Kindle Fire vs Nook Tablet: Amazon Winning, Sales Looking Great All Around

It’s undeniable that the release of the Kindle Fire, and along with it the competing Nook Tablet, has shaken up the Tablet PC market.  Since launch Amazon has already firmly taken second place next to the Apple iPad, selling as many as 5 million units in the 4th quarter of 2011 alone.  Barnes & Noble is also doing pretty well, having moved more than a million of their own tablet in the same time period.  The way things are going with these two, there has even been some speculation that there is no room for dedicated hardware manufacturers with this kind of competition.

Both Amazon and Barnes & Noble are selling their tablets at near, or possibly even below, the cost of production.  The goal is to get people hooked into the platform and make ongoing profits based on media sales.  Effectively, the hardware has become secondary now that it can be treated as a conduit for consumption rather than an end in and of itself. Amazon is doing a better job on this side of things than Barnes & Noble so far.

The Nook Tablet has the technically superior hardware, with double the RAM and double the storage space among other things, but doesn’t make very good use of it.  The storage is restricted and the interface doesn’t seem to run significantly smoother than the Kindle Fire‘s.  There is an SD slot to expand the available memory of the device, but to get a sufficiently large one to make a difference you can expect to add a significant percentage onto the already comparatively more expensive price.  None of this means that it is a bad tablet, it’s actually quite excellent and highly recommended, but it is worth noting that B&N has a way to go before they are really making the best use out of their device’s potential.

The Kindle Fire, on the other hand, lacks some of the power of the Nook.  What it does have is a deeper integration with Amazon.com’s storefront and content.  Unlike B&N, Amazon has their own source of video and music for customers to take advantage of, as well as a robust cloud storage service that makes up for a lot of the seeming shortcomings of the hardware.  The lower price certainly doesn’t hurt sales numbers either, especially given the inevitable comparison of both products to each other and the iPad.

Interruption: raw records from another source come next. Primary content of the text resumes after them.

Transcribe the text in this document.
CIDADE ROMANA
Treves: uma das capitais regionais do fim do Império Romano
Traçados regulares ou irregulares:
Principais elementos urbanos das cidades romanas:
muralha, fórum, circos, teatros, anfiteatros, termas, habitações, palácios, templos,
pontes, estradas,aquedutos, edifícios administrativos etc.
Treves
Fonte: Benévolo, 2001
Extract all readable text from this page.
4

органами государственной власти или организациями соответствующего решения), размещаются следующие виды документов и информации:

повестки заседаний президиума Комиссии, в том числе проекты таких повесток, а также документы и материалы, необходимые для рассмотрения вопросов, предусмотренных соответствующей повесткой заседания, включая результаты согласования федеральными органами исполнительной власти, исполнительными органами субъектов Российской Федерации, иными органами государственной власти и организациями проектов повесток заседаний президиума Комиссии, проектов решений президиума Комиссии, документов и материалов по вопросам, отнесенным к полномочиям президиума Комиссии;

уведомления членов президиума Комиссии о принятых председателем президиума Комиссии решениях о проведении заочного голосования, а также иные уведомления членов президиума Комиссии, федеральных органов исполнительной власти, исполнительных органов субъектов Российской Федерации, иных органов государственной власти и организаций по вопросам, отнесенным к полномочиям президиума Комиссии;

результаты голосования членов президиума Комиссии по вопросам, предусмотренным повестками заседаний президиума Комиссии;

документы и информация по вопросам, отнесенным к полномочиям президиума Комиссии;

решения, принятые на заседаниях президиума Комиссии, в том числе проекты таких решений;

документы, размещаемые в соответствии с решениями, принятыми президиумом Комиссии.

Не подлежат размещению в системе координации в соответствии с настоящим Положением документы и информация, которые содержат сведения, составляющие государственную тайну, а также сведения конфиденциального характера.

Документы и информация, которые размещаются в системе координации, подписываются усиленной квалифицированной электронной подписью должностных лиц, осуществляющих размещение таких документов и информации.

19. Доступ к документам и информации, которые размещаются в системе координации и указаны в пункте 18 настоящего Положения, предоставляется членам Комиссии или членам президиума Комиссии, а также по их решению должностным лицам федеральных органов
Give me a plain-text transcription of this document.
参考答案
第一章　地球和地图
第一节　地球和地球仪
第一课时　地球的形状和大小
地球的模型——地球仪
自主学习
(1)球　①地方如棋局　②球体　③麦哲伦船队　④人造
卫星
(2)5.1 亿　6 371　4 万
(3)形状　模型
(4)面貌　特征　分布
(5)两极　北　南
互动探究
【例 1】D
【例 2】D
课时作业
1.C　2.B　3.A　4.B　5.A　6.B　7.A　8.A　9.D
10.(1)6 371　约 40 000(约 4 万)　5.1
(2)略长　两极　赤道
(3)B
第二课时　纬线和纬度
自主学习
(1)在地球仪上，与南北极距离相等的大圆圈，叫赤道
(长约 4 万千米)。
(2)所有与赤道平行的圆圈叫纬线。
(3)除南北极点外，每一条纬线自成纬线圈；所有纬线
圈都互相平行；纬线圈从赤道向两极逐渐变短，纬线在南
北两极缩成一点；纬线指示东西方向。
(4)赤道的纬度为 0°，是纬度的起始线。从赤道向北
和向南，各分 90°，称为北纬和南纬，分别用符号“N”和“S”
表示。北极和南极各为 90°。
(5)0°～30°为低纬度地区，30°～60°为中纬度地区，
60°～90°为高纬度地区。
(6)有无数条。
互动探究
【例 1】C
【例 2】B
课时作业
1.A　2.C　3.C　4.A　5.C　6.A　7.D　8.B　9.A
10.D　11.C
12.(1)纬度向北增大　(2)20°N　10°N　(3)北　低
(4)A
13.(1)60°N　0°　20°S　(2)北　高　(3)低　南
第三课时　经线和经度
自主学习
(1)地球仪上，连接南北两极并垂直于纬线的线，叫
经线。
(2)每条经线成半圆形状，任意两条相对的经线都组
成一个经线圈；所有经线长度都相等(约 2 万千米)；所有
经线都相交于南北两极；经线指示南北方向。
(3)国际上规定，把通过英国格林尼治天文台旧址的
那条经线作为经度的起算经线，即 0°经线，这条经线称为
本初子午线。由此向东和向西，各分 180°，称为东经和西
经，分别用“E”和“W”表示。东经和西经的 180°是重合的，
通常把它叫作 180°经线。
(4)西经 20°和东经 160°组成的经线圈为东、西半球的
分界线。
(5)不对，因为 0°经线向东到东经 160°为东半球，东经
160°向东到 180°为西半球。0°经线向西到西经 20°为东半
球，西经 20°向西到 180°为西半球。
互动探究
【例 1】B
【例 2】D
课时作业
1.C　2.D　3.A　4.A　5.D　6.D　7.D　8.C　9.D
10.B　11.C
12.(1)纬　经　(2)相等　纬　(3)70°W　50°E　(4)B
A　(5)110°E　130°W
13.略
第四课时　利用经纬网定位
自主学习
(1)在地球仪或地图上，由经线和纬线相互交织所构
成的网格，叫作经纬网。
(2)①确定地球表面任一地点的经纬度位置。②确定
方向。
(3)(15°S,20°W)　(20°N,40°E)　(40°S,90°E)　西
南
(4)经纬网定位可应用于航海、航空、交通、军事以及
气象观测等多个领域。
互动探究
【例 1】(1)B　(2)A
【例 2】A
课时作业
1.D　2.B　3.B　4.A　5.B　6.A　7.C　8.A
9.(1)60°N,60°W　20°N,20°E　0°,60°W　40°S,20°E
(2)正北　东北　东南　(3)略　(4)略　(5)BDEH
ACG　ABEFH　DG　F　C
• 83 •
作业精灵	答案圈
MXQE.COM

We can expect sales for both tablets to be improving even more through the next year.  The Kindle line, and the Kindle Fire in particular, is one of Amazon’s biggest marketing priorities, while the Nook line is pretty much the only thing B&N has going for it right now in terms of profitability.  What remains to be seen is what effect the next iteration of the Kindle tablet line brings.  A larger tablet could cement Amazon’s place on top of tablets for the foreseeable future, second only to Apple, but it could also severely damage the company’s reputation if something goes wrong and open the door to a big push by Barnes & Noble.

Either way we have good products to work with, but both Kindle Fire and Nook Tablet are built for content consumption and that means active ongoing support.  The more popular each one becomes, the more incentive the associated company has to expand the platform, and the more valuable the tablet in question becomes for owners.  It will be interesting to see the back and forth as the competition heats up in months to come.

2 thoughts on “Kindle Fire vs Nook Tablet: Amazon Winning, Sales Looking Great All Around”

  1. If Nook can work out a deal with Time Warner to get HBO content direct, like Amazon Instant Video does, I will seriously look at the Nook.

    For now though, I am about 1/2 way through the second season of The Wire, so Kindle Fire wins. My birthday is next week. Relatives have been informed that Amazon gift cards are not only acceptable but downright appreciated.

  2. There is no chance that HBO content will be sold through the nook directly without a cable tv subscription within the next 2 yrs. perhaps after that time frame.